School Book By Private Publisher Banned For Hurtful Depictions, Police Asked To Register Case

SRINAGAR: In a bid to prevent tensions, authorities have banned a social studies book published by a private publisher for the seventh standard. While the Board of School Education has asked schools not to include the book in the syllabus, the civil administration in Srinagar has asked the police to register a case and take stern action against the publisher and the local distributor.

The book has a pictorial representation of the most revered figures in Islam. Muslims across the globe and history have taken acts of visual depictions of revered figures as blasphemy.

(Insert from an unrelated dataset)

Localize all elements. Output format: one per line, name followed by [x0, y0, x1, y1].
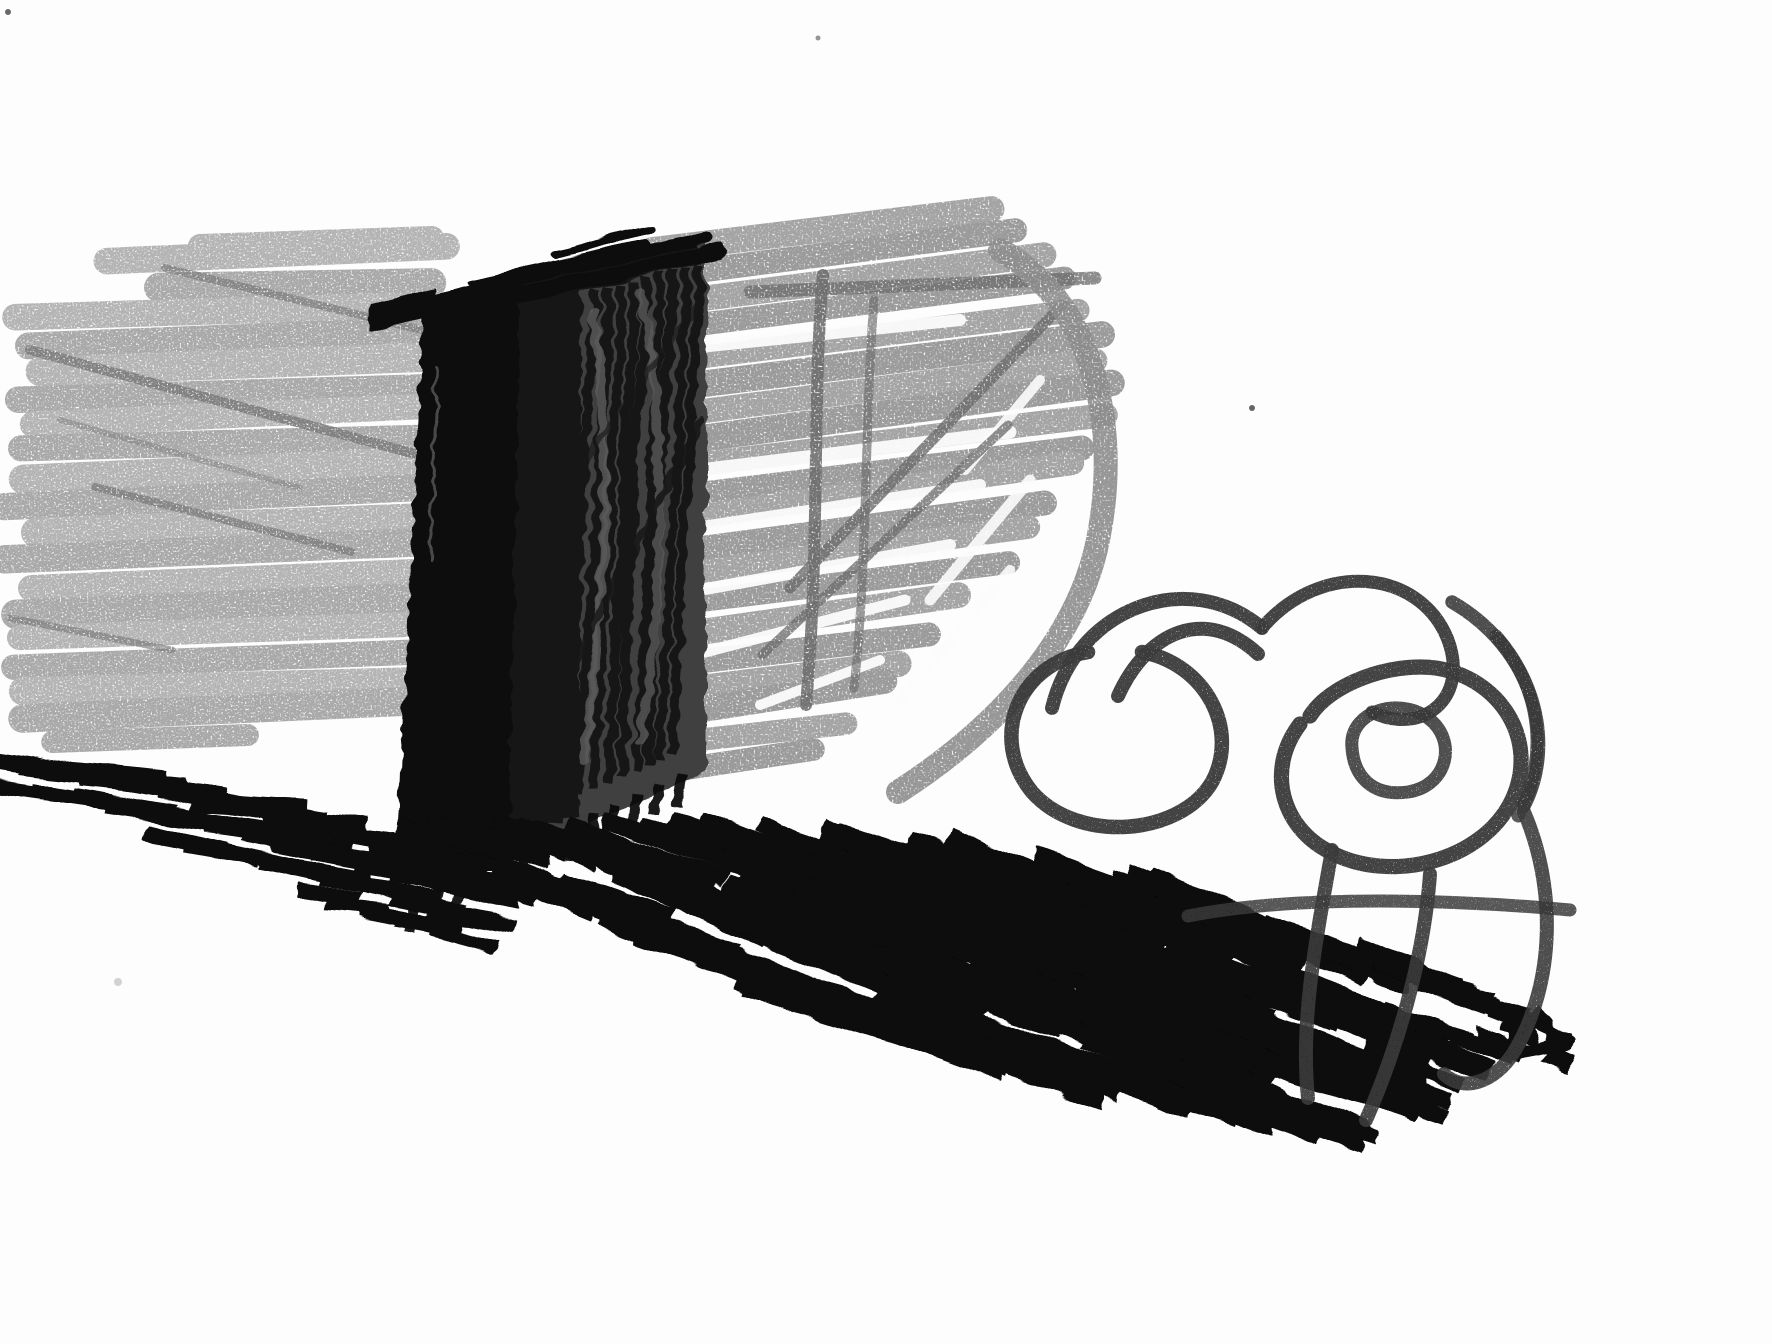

Acting on communication received from Chief Education Officer Srinagar vide No. CEO/Sgr/IMW/11499-11500/21 dated December 5, 2021, additional district magistrate Dr Syed Haneef Balkhi has termed the content as “sensitive nature” and has named publisher as Jay-Cee Publications (P) Ltd, New Delhi and local distributor as Paradise Book Shop, Parraypora, Srinagar.

The controversy came to the fore when the academic community found pictorial representations of Islam’s revered figures on page 33 of the book titled Jay Cee’s ICSE History & Civics Forever.

According to the reports, the book for class 7th has been adopted by various private institutions operating in Srinagar. Acting upon the information, the Board of School Education has directed all schools in UT of Jammu and Kashmir and Ladakh “not to use textbook of History & Civics” edition of 2020 for class 7th published by Jay Cee publications, otherwise strict action as warranted under law shall be initiated.”

Under fire, the publisher has tendered an apology citing the reason as “lack of knowledge about the prohibition of pictuarisation in the Islam.” The Director of the publication, JC Goyal has said “we made an unintentional mistake in our book which has hurt religious sentiments of our brethren.” In his apology letter, Goyal has “regretted and assured not to repeat the mistake in future editions.”

Meanwhile, the private school association has called for a meeting on December 6 with booksellers and publishers to ascertain factual position over the issue.

Kashmir’s religious and political class has strongly reacted to the book and expressed concern. “Such irresponsible publications are hurtful and least helpful in preserving the values of dialogue and coexistence,” NC President, Dr Farooq Abdullah has said while condemning the hurtful drawings. “It seems that the government has thrown caution to the winds while dealing with such a sensitive subject. School books should be a beacon of respect, tolerance and peace that rejects practices and acts which are contrary to coexistence.”